Earlier this week, EU members established a joint military headquarters to coordinate military operations abroad. For now, the joint command center, approved Monday, will be limited to coordinating European military training operations in Africa. However, German Foreign Minister Sigmar Gabriel has said that the creation of the center was "the first major step toward strengthening a common European defense and security policy."
In an analytical article for RIA Novosti, military analyst Ilya Plekhanov recalled that Trump isn't actually the first US president to ask NATO's European members to fall in line on defense. "As far back as 2011, then-Secretary of Defense Robert Gates prophesized that NATO would have a 'dim if not dismal future' if its European members didn't pony up and increase their spending." Gates warned that future US administrations may decide that the US's massive and disproportionate investments in NATO may come to an end if Washington finds that they are no longer worth it.
Former President Barack Obama has also complained of 'aggravating free riders' in the NATO alliance – countries which refused to contribute the 2% of GDP figure, the analyst noted.

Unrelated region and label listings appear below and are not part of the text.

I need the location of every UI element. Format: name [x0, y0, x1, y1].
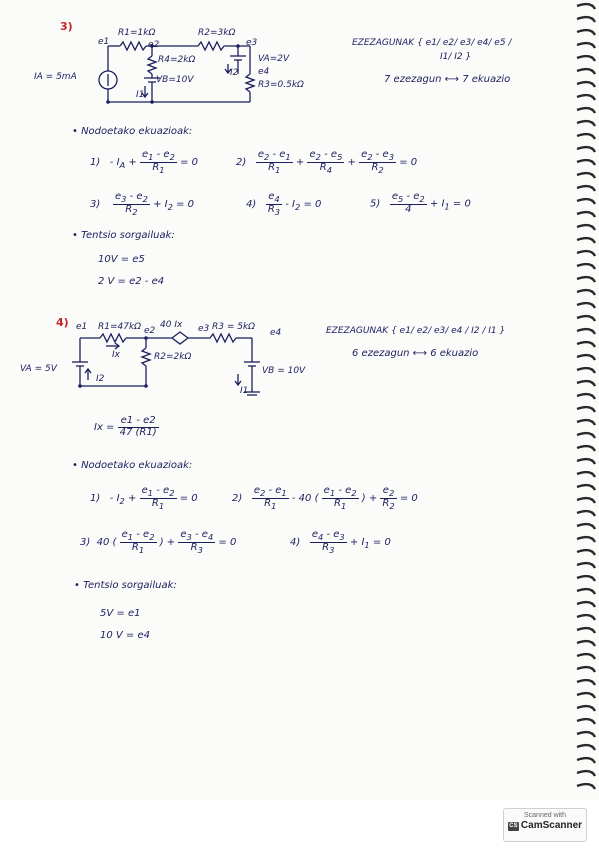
- tension-3-2: 2 V = e2 - e4: [98, 276, 165, 287]
- spiral-ring: [577, 381, 595, 386]
- spiral-ring: [577, 277, 595, 282]
- spiral-ring: [577, 108, 595, 113]
- spiral-ring: [577, 251, 595, 256]
- spiral-ring: [577, 732, 595, 737]
- spiral-ring: [577, 472, 595, 477]
- problem-3-number: 3): [60, 20, 73, 33]
- spiral-ring: [577, 69, 595, 74]
- eq-3-1: $1) - I_A$ + $\frac{e_1 - e_2}{R_1}$ = 0: [90, 149, 199, 175]
- spiral-ring: [577, 719, 595, 724]
- spiral-ring: [577, 433, 595, 438]
- spiral-ring: [577, 394, 595, 399]
- spiral-ring: [577, 17, 595, 22]
- eq-3-2-label: 2): [236, 157, 247, 169]
- scanned-with-text: Scanned with: [523, 812, 567, 819]
- node-label-e4: e4: [258, 67, 270, 77]
- spiral-ring: [577, 368, 595, 373]
- current-i2-label: I2: [230, 68, 239, 78]
- spiral-ring: [577, 160, 595, 165]
- node-heading-4: • Nodoetako ekuazioak:: [72, 460, 193, 471]
- resistor-r2-label: R2=3kΩ: [198, 28, 236, 38]
- camscanner-name: CamScanner: [520, 820, 583, 831]
- spiral-ring: [577, 641, 595, 646]
- spiral-ring: [577, 82, 595, 87]
- source-ia-label: IA = 5mA: [34, 72, 77, 82]
- node-label-4-e2: e2: [144, 326, 156, 336]
- spiral-ring: [577, 693, 595, 698]
- resistor-4-r3-label: R3 = 5kΩ: [212, 322, 256, 332]
- problem-4-number: 4): [56, 316, 69, 329]
- spiral-ring: [577, 537, 595, 542]
- source-va-label: VA=2V: [258, 54, 290, 64]
- unknowns-3-line1: EZEZAGUNAK { e1/ e2/ e3/ e4/ e5 /: [352, 38, 512, 48]
- spiral-ring: [577, 95, 595, 100]
- spiral-ring: [577, 303, 595, 308]
- resistor-4-r2-label: R2=2kΩ: [154, 352, 192, 362]
- node-heading-3: • Nodoetako ekuazioak:: [72, 126, 193, 137]
- node-label-e2: e2: [148, 40, 160, 50]
- current-4-i1-label: I1: [240, 386, 249, 396]
- resistor-r4-label: R4=2kΩ: [158, 55, 196, 65]
- unknowns-3-line2: I1/ I2 }: [440, 52, 472, 62]
- spiral-ring: [577, 706, 595, 711]
- spiral-ring: [577, 225, 595, 230]
- eq-4-2-label: 2): [232, 493, 243, 505]
- ix-numerator: e1 - e2: [118, 416, 159, 428]
- spiral-ring: [577, 173, 595, 178]
- spiral-ring: [577, 147, 595, 152]
- resistor-r3-label: R3=0.5kΩ: [258, 80, 304, 90]
- spiral-ring: [577, 758, 595, 763]
- spiral-ring: [577, 459, 595, 464]
- spiral-ring: [577, 43, 595, 48]
- spiral-ring: [577, 784, 595, 789]
- spiral-ring: [577, 563, 595, 568]
- eq-4-4-label: 4): [290, 537, 301, 549]
- current-i1-label: I1: [136, 90, 145, 100]
- ix-definition-label: Ix =: [94, 422, 115, 433]
- camscanner-brand: [504, 820, 586, 831]
- node-label-e1: e1: [98, 37, 110, 47]
- spiral-ring: [577, 511, 595, 516]
- eq-3-2: 2) $\frac{e_2 - e_1}{R_1}$ + $\frac{e_2 - e_5}{R_4}$ + $\frac{e_2 - e_3}{R_2}$ = 0: [236, 149, 418, 175]
- spiral-ring: [577, 771, 595, 776]
- spiral-ring: [577, 316, 595, 321]
- spiral-ring: [577, 238, 595, 243]
- ix-definition: [94, 416, 159, 438]
- spiral-ring: [577, 407, 595, 412]
- resistor-4-r1-label: R1=47kΩ: [98, 322, 142, 332]
- unknowns-4: EZEZAGUNAK { e1/ e2/ e3/ e4 / I2 / I1 }: [326, 326, 506, 336]
- node-label-e3: e3: [246, 38, 258, 48]
- spiral-ring: [577, 121, 595, 126]
- spiral-ring: [577, 212, 595, 217]
- eq-4-1: $1) - I_2$ + $\frac{e_1 - e_2}{R_1}$ = 0: [90, 485, 198, 511]
- spiral-ring: [577, 602, 595, 607]
- camscanner-badge: [503, 808, 587, 842]
- spiral-ring: [577, 355, 595, 360]
- eq-4-1-label: 1): [90, 493, 101, 505]
- source-vb-label: VB=10V: [156, 75, 194, 85]
- eq-4-3: 3) 40 ( $\frac{e_1 - e_2}{R_1}$ ) + $\frac{e_3 - e_4}{R_3}$ = 0: [80, 529, 237, 555]
- spiral-ring: [577, 628, 595, 633]
- spiral-ring: [577, 329, 595, 334]
- spiral-ring: [577, 667, 595, 672]
- spiral-ring: [577, 615, 595, 620]
- count-3: 7 ezezagun ⟷ 7 ekuazio: [384, 74, 511, 85]
- eq-3-3: 3) $\frac{e_3 - e_2}{R_2}$ + $I_2 = 0$: [90, 191, 194, 217]
- spiral-ring: [577, 654, 595, 659]
- tension-heading-4: • Tentsio sorgailuak:: [74, 580, 177, 591]
- spiral-ring: [577, 186, 595, 191]
- source-4-vb-label: VB = 10V: [262, 366, 306, 376]
- resistor-r1-label: R1=1kΩ: [118, 28, 156, 38]
- tension-heading-3: • Tentsio sorgailuak:: [72, 230, 175, 241]
- tension-4-2: 10 V = e4: [100, 630, 150, 641]
- eq-3-5-label: 5): [370, 198, 381, 210]
- dependent-source-label: 40 Ix: [160, 320, 183, 330]
- eq-3-4-label: 4): [246, 199, 257, 211]
- spiral-ring: [577, 264, 595, 269]
- spiral-ring: [577, 342, 595, 347]
- spiral-ring: [577, 524, 595, 529]
- spiral-ring: [577, 290, 595, 295]
- spiral-ring: [577, 498, 595, 503]
- circuit-4-diagram: [70, 322, 300, 402]
- count-4: 6 ezezagun ⟷ 6 ekuazio: [352, 348, 479, 359]
- current-ix-label: Ix: [112, 350, 120, 360]
- camscanner-logo-icon: CS: [509, 823, 518, 829]
- eq-3-3-label: 3): [90, 199, 101, 211]
- eq-3-4: 4) $\frac{e_4}{R_3}$ - $I_2 = 0$: [246, 191, 322, 217]
- spiral-ring: [577, 485, 595, 490]
- eq-4-4: 4) $\frac{e_4 - e_3}{R_3}$ + $I_1 = 0$: [290, 529, 391, 555]
- node-label-4-e1: e1: [76, 322, 88, 332]
- eq-4-2: 2) $\frac{e_2 - e_1}{R_1}$ - 40 ( $\frac{e_1 - e_2}{R_1}$ ) + $\frac{e_2}{R_2}$ = 0: [232, 485, 418, 511]
- eq-3-5: 5) $\frac{e_5 - e_2}{4}$ + $I_1 = 0$: [370, 191, 471, 215]
- current-4-i2-label: I2: [96, 374, 105, 384]
- eq-4-3-label: 3): [80, 537, 91, 549]
- node-label-4-e4: e4: [270, 328, 282, 338]
- spiral-ring: [577, 745, 595, 750]
- spiral-ring: [577, 576, 595, 581]
- circuit-3-diagram: [20, 26, 340, 112]
- node-label-4-e3: e3: [198, 324, 210, 334]
- spiral-binding: [573, 0, 599, 800]
- tension-3-1: 10V = e5: [98, 254, 145, 265]
- spiral-ring: [577, 199, 595, 204]
- tension-4-1: 5V = e1: [100, 608, 141, 619]
- spiral-ring: [577, 134, 595, 139]
- spiral-ring: [577, 30, 595, 35]
- spiral-ring: [577, 446, 595, 451]
- spiral-ring: [577, 680, 595, 685]
- spiral-ring: [577, 4, 595, 9]
- ix-denominator: 47 (R1): [119, 426, 157, 438]
- spiral-ring: [577, 550, 595, 555]
- eq-3-1-label: 1): [90, 157, 101, 169]
- spiral-ring: [577, 589, 595, 594]
- source-4-va-label: VA = 5V: [20, 364, 57, 374]
- spiral-ring: [577, 56, 595, 61]
- spiral-ring: [577, 420, 595, 425]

In his own time, Obama even privately told London that the UK would no longer be eligible to claim a "special relationship" with Washington if it did not commit to the required spending.
The Trump administration, of course, has been even more adamant, issuing what Plekhanov called "almost an ultimatum" to the Europeans. Addressing fellow defense ministers at a NATO conference in Brussels last month, Secretary of State James Mattis warned the US's European allies that "Americans cannot care more for your children's future security than you do."
"America will meet its responsibilities, but if your nations do not want to see America moderate its commitment to this Alliance, each of your capitals needs to show support for our common defense," Mattis said.
"It may seem, based on these figures, that NATO members really are 'free riders', as Obama put it," the observer noted. In reality, however, things are much more complicated, he added.
"In reality, the 2% figure says very little. China, for example, spends 1.3% of its GDP on defense, and even that is worrying to Washington." At the same time, "Greece spends over 2%, but who can say that the nearly bankrupt country is making a significant contribution to financing the alliance's common defense? What real military contribution is made by Estonia?"
Indeed, the latter country seems more concerned about sexy Russian secret agents provoking bar fights with NATO troops stationed on its soil than anything of any real significance.
In other words, Plekhanov noted, "the percent of GDP spent says nothing. What exactly is being done with this money – how many tanks a country maintains, or how many new missiles has it acquired," those are the real questions. "The US excluded, NATO members spend the equivalent of about $260 billion US a year on defense – with the US spending just over $600 billion."
The US and Europe have different goals for their spending, the analyst stressed. "The US has global aims, and is prepared to intervene in a conflict in virtually any region of the world, and constantly supports an immense material, logistical, military and IT infrastructure, along with a string of military bases, for this purpose."
Europe, on the other hand, "thinks, in the best case scenario, about issues and problems in its own region, and generally only in defensive terms. They have few joint operations with the US, and for this reason the '2% for all countries' figure does not evoke excitement in European capitals, and not out of greed. They simply do not have the same global ambitions that the US does."
Furthermore, the defense analyst wrote, "the US too aren't in Europe on terms which can be described as free market rates. Many military facilities are provided to the US free of charge or with significant tax breaks. The infrastructure around US military bases is built at the expense of European taxpayers."
Finally, and perhaps most importantly, Plekhanov noted that 'collective defense' does not necessarily mean military defense. After all, "it is Europe that has to face the consequences of military conflicts," often instigated by the US, "including taking in the flow of migrants, and participating in humanitarian, rescue and educational missions, investing in the reconstruction of countries that have been destroyed. In the field of this kind of 'soft power', the Europeans are often more effective than the Americans."
In other words, the journalist noted, the 2% figure is a constant source of irritation, displeasure and debate among European members of the NATO alliance. Moreover, for most European countries, 2% is a criterion that is simply unachievable – both for political and financial reasons.
Instead, Plekhanov stressed, Europe should consider the capabilities gets for the money it already spends. "The main thing is not how much is spent – but how." Sometimes, throwing money at a problem isn't the answer – the F-35 Lightning II being an excellent example of that.
For now though, Plekhanov wrote, it seems that the US plans to continue to exert pressure on Europe, demanding an increase in military spending, intimidating the continent by vowing to reduce US defense commitments or review relations, and trying to scare the Europeans via the one size fits all boogieman of the so-called Russian threat.